We keep seeing this spectacle of top US military officials going to Iraq for meetings with the political leadership, and saying loudly that if they want US troops to stay in the country beyond the December 2011 date, they’d better make up their minds soon. Mind you, no Iraqi official has said publicly – or, reading between the lines of all the statements, privately – that they want the US to stay. It seems like the US is attempting to master the art of the haggle:
US military: Do you want us to stay?
US military: Now, you have to make up your minds. We must know immediately if you want us to stay.
US military: Be serious about this. It takes a lot of time to get all these troops out, so we need to know now.
US military: OK, we’ll give you one last chance….
Admiral Mike Mullen, Chairman of the Joint Chiefs, is the latest Pentagon leader to visit Iraq with this message. He stressed that no formal talks have been held on extending the US military deployment, but the leading statements are clear in their intent. “Should the Iraqi government desire to discuss the potential for some US troops to stay, I am certain my government will welcome that dialogue,” Mullen said, without much nuance. However, Mullen and others before him keep insisting that the Iraqis must ask for the extension. And Iraqi politics being what they are, I don’t see how Nouri al-Maliki can possibly do that. Not if he wants to remain in power. Witness this nugget buried in an AP article:
Mullen sought to deflect any question that the U.S. is pushing for a troop extension, saying that there has been a lot of “interest and some confusion” on the issue.
“There are no plans — nor has there been any requests from the Iraqi government — for any residual U.S. force presence here after this December,” he said [...]
Mullen praised the Iraqi forces, saying they had made “incredible progress,” but said there were certain areas such as “air defense, intelligence” and logistics that are potential “vulnerabilities” for the Iraqi forces in the future.
During a meeting Thursday, al-Maliki told Mullen that Iraqi forces are able to maintain security in their own country.
I’ve talked a lot about protests in the Arab world, and you can add to that the protests against the US occupation in Iraq. Five thousand protesters demonstrated in Mosul Friday, demanding no extension of the US military presence. This has been going on for 16 days in Iraq, with a mass sit-in at al-Ahrar Square. Protests gathered at Tahrir Square in Baghdad (they have one) in support of total withdrawal by the end of the year. So in addition to the threat of the resumption of the Mahdi Army by Muqtada al-Sadr if the troops stay, you have mass popular opposition to the idea as well.
Any extension of the US military presence will lead to the downfall of the Iraqi regime, and the current political leadership knows it.

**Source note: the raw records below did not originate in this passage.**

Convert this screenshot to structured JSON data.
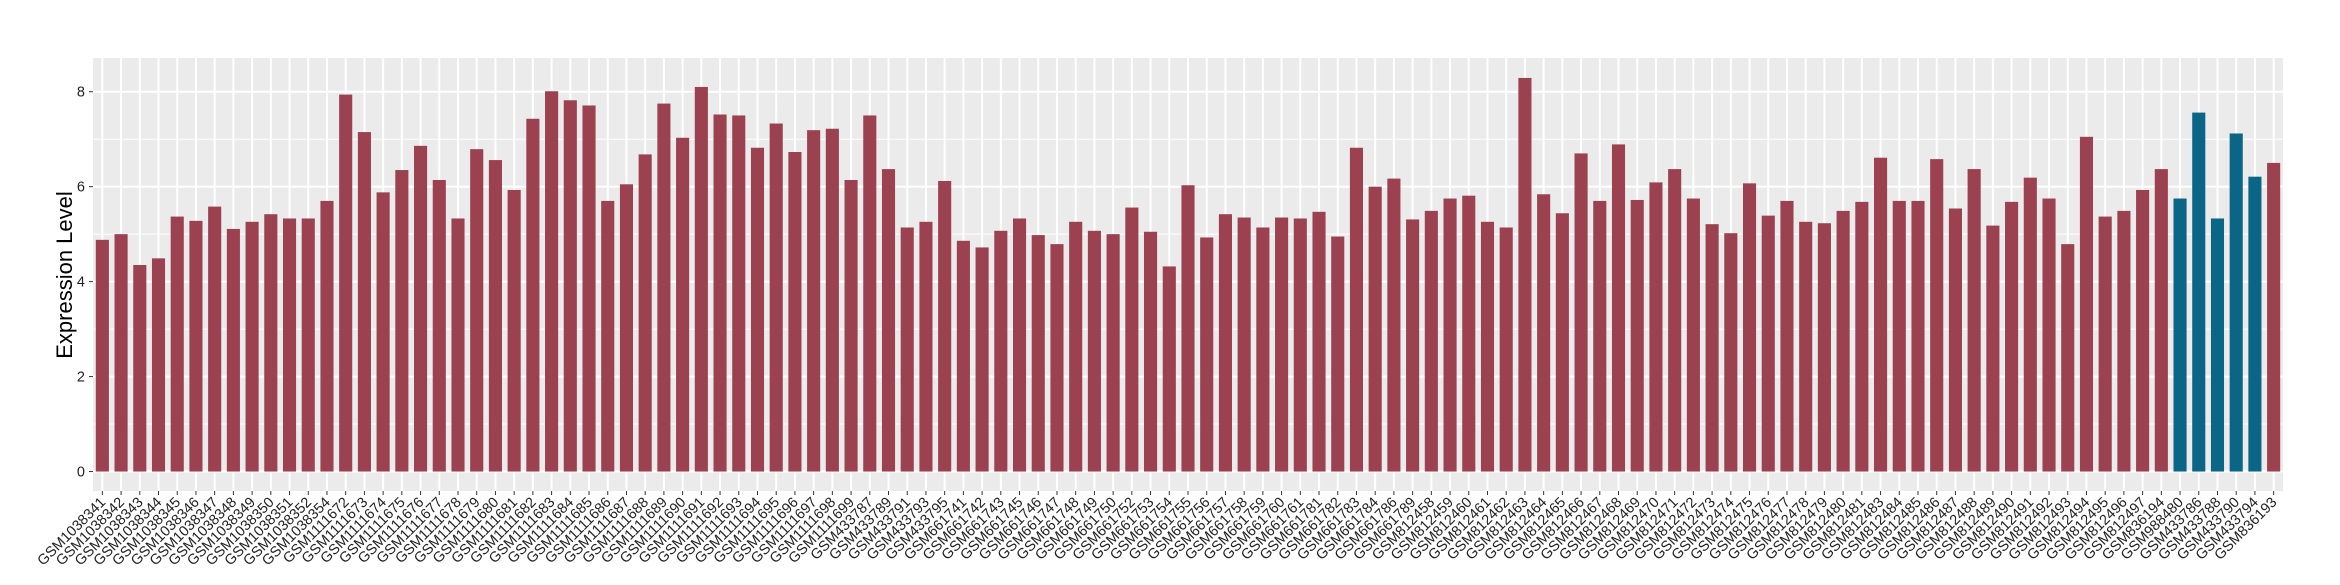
{
  "chart_data": {
    "type": "bar",
    "title": "",
    "xlabel": "",
    "ylabel": "Expression Level",
    "ylim": [
      -0.41,
      8.71
    ],
    "yticks": [
      0,
      2,
      4,
      6,
      8
    ],
    "grid": true,
    "colors": {
      "group1": "#9B4150",
      "group2": "#0B6586",
      "panel": "#EBEBEB"
    },
    "categories": [
      "GSM1038341",
      "GSM1038342",
      "GSM1038343",
      "GSM1038344",
      "GSM1038345",
      "GSM1038346",
      "GSM1038347",
      "GSM1038348",
      "GSM1038349",
      "GSM1038350",
      "GSM1038351",
      "GSM1038352",
      "GSM1038354",
      "GSM1111672",
      "GSM1111673",
      "GSM1111674",
      "GSM1111675",
      "GSM1111676",
      "GSM1111677",
      "GSM1111678",
      "GSM1111679",
      "GSM1111680",
      "GSM1111681",
      "GSM1111682",
      "GSM1111683",
      "GSM1111684",
      "GSM1111685",
      "GSM1111686",
      "GSM1111687",
      "GSM1111688",
      "GSM1111689",
      "GSM1111690",
      "GSM1111691",
      "GSM1111692",
      "GSM1111693",
      "GSM1111694",
      "GSM1111695",
      "GSM1111696",
      "GSM1111697",
      "GSM1111698",
      "GSM1111699",
      "GSM433787",
      "GSM433789",
      "GSM433791",
      "GSM433793",
      "GSM433795",
      "GSM661741",
      "GSM661742",
      "GSM661743",
      "GSM661745",
      "GSM661746",
      "GSM661747",
      "GSM661748",
      "GSM661749",
      "GSM661750",
      "GSM661752",
      "GSM661753",
      "GSM661754",
      "GSM661755",
      "GSM661756",
      "GSM661757",
      "GSM661758",
      "GSM661759",
      "GSM661760",
      "GSM661761",
      "GSM661781",
      "GSM661782",
      "GSM661783",
      "GSM661784",
      "GSM661786",
      "GSM661789",
      "GSM812458",
      "GSM812459",
      "GSM812460",
      "GSM812461",
      "GSM812462",
      "GSM812463",
      "GSM812464",
      "GSM812465",
      "GSM812466",
      "GSM812467",
      "GSM812468",
      "GSM812469",
      "GSM812470",
      "GSM812471",
      "GSM812472",
      "GSM812473",
      "GSM812474",
      "GSM812475",
      "GSM812476",
      "GSM812477",
      "GSM812478",
      "GSM812479",
      "GSM812480",
      "GSM812481",
      "GSM812483",
      "GSM812484",
      "GSM812485",
      "GSM812486",
      "GSM812487",
      "GSM812488",
      "GSM812489",
      "GSM812490",
      "GSM812491",
      "GSM812492",
      "GSM812493",
      "GSM812494",
      "GSM812495",
      "GSM812496",
      "GSM812497",
      "GSM836194",
      "GSM988480",
      "GSM433786",
      "GSM433788",
      "GSM433790",
      "GSM433794",
      "GSM836193"
    ],
    "values": [
      4.88,
      5.0,
      4.35,
      4.49,
      5.37,
      5.28,
      5.58,
      5.11,
      5.26,
      5.42,
      5.33,
      5.33,
      5.7,
      7.94,
      7.15,
      5.88,
      6.35,
      6.86,
      6.14,
      5.33,
      6.79,
      6.56,
      5.93,
      7.43,
      8.01,
      7.82,
      7.71,
      5.7,
      6.05,
      6.68,
      7.75,
      7.03,
      8.1,
      7.52,
      7.5,
      6.82,
      7.33,
      6.73,
      7.19,
      7.22,
      6.14,
      7.5,
      6.37,
      5.14,
      5.26,
      6.12,
      4.86,
      4.72,
      5.07,
      5.33,
      4.98,
      4.79,
      5.26,
      5.07,
      5.0,
      5.56,
      5.05,
      4.32,
      6.03,
      4.93,
      5.42,
      5.35,
      5.14,
      5.35,
      5.33,
      5.47,
      4.95,
      6.82,
      6.0,
      6.17,
      5.31,
      5.49,
      5.75,
      5.81,
      5.26,
      5.14,
      8.29,
      5.84,
      5.44,
      6.7,
      5.7,
      6.89,
      5.72,
      6.09,
      6.37,
      5.75,
      5.21,
      5.02,
      6.07,
      5.39,
      5.7,
      5.26,
      5.23,
      5.49,
      5.68,
      6.61,
      5.7,
      5.7,
      6.58,
      5.54,
      6.37,
      5.18,
      5.68,
      6.19,
      5.75,
      4.79,
      7.05,
      5.37,
      5.49,
      5.93,
      6.37,
      5.75,
      7.56,
      5.33,
      7.12,
      6.21,
      6.5
    ],
    "groups": [
      1,
      1,
      1,
      1,
      1,
      1,
      1,
      1,
      1,
      1,
      1,
      1,
      1,
      1,
      1,
      1,
      1,
      1,
      1,
      1,
      1,
      1,
      1,
      1,
      1,
      1,
      1,
      1,
      1,
      1,
      1,
      1,
      1,
      1,
      1,
      1,
      1,
      1,
      1,
      1,
      1,
      1,
      1,
      1,
      1,
      1,
      1,
      1,
      1,
      1,
      1,
      1,
      1,
      1,
      1,
      1,
      1,
      1,
      1,
      1,
      1,
      1,
      1,
      1,
      1,
      1,
      1,
      1,
      1,
      1,
      1,
      1,
      1,
      1,
      1,
      1,
      1,
      1,
      1,
      1,
      1,
      1,
      1,
      1,
      1,
      1,
      1,
      1,
      1,
      1,
      1,
      1,
      1,
      1,
      1,
      1,
      1,
      1,
      1,
      1,
      1,
      1,
      1,
      1,
      1,
      1,
      1,
      1,
      1,
      1,
      1,
      2,
      2,
      2,
      2,
      2
    ]
  }
}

That doesn’t mean that an extension won’t happen. Behind the scenes, I’m sure US operatives are moving furiously to try and secure an extension, and they have a lot of influence at their disposal. But the interests of the Iraqi government all point to a total withdrawal, whether the US likes it or not. As I’ve said, the only time we leave war zones is by being chased. My money in Iraq is on being chased.